Andrew Scadding mulls over the implications of the hung parliament on the charity sector.
First of all, remember the great American quote: "The people have spoken – the bastards!" We are in for a period of uncertainty, which is bad for fundraising and especially bad for charities like Thai Children's Trust, operating overseas. We are already struggling with massively increased foreign exchange costs, and uncertainty can only make things worse.
It will be a few days before we know whether there is to be a continuing Labour government with Lib-Dem support, a new Tory government with Lib-Dem support or a minority Tory administration. Of these, in my view, the worst option (but possibly the most likely) would be the last. It would prolong the uncertainty because it would almost certainly guarantee a second election later this year or early next. The danger here for Mr Cameron is that the Lib-Dem share of the vote is actually increased although they have lost seats, so it looks as though there is a very solid third-party vote – and a new election may not produce a different result. In fact the public may be annoyed by being made to vote twice, and could take it out on the Tories. But the fact that the Lib-Dem vote has increased only marginally does not represent a huge vote of confidence by the public in three-party politics.
It will be very interesting to see how the new House of Commons works. We have seen huge numbers of MPs leave under the shadow of the expenses scandal, and others have been dismissed by their electors. Others again have been kept in place against the tide because they are good MPs. The character of the House will be changed beyond recognition by the biggest influx of new faces since 1945. These may be people who are less prone to ‘always voting at the party’s call and never, ever thinking for themselves at all’. So it may be a House which is less prone to go out on a limb over issues like the poll tax or the Iraq war. I would welcome that.
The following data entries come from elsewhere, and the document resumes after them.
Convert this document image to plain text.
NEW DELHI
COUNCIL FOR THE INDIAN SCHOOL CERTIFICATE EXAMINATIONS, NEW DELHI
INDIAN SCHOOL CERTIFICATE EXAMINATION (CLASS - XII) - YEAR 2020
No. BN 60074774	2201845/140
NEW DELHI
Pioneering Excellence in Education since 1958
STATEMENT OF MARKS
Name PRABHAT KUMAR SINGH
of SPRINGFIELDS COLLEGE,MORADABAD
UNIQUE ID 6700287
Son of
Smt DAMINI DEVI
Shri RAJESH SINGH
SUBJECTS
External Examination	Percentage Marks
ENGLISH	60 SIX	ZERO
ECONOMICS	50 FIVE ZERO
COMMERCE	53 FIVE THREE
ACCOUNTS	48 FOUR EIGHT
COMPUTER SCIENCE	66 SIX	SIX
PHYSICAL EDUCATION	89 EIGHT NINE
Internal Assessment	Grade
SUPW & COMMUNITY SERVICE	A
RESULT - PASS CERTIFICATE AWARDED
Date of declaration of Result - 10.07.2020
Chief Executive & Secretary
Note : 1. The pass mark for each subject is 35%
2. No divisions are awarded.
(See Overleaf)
In my view, the best way forward in the medium term at least would be one or other of the coalition options so that there is a degree of security, a clear parliamentary programme and space for a new government to deal effectively with the pressing economic challenges. Maybe the electorate has a sense that that can best be done by consensus rather than confrontation. Maybe they have a point. We in the third sector need a healthy economy as much as does business or government. People – including local and national government – can only give us money, or spend money with us, if they have it in their pockets. The next few months will be lean and difficult.